The three tables it connects are quite large - each about 2,000 records. The cartesian query gives me therefore a table of about 8 BILLION records. (It takes access about 20 minutes to run the query on my computer. Even when saved as a table, to jump from the top of the table to the last record takes about 6 minutes to process.)

The table alone, being three fields, all long integers, uses about 1.5 gig of memory.

All the records are needed. I will be looking them up, comparing etc. In short, this table is indispensable in my project.
Of course, it's much too big to be practical.

So my questions:
Will putting the table on SQL Server Express, as a back end, speed things up? Will access, as the front end, be able to work with it faster?
Is speed here just a sacrafice I'll have to make?
What do people with such issues normally do?

Thanks in advance...hoping someone can give me clever ideas!
 
I wonder, if the primary data is in 3 separate tables, why the need to 'copy' all the data to another table.

If there is a need, use temporary tables to hold only data necessary for the task at hand.
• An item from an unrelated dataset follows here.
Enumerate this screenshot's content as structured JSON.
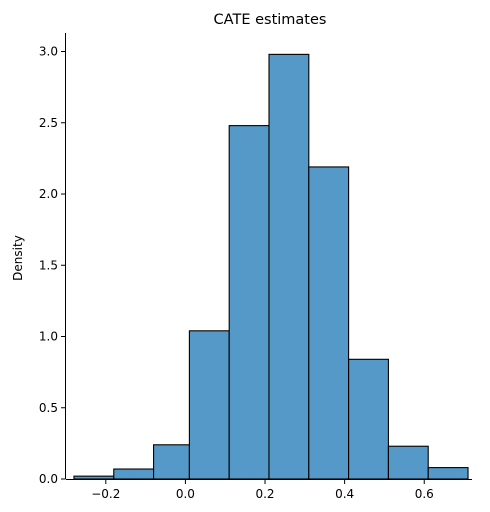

For example, I have a sports grounds booking system with nearly 300,000 bookings over the last 10 years. I need to do a cartesian join to check proposed new bookings for clashes with existing bookings. I run the join after selecting bookings for the dates of proposed new bookings, ie a small subset of the 300K records.

If you do go down this path, put the the temporary table in a separate db on each users C drive and to overcome any bloat, recreate the temporary db every so often. (I have it in the start up procedures to do this every month).
 
Thanks Cronk

Problem is, I need the table to be permanently there...not sure what to do about it. Anyone else got other ideas?
 
If you want sensible ideas provide the context. Many turn up here asking how to do X better, whereas quite often Y or Z are more suitable.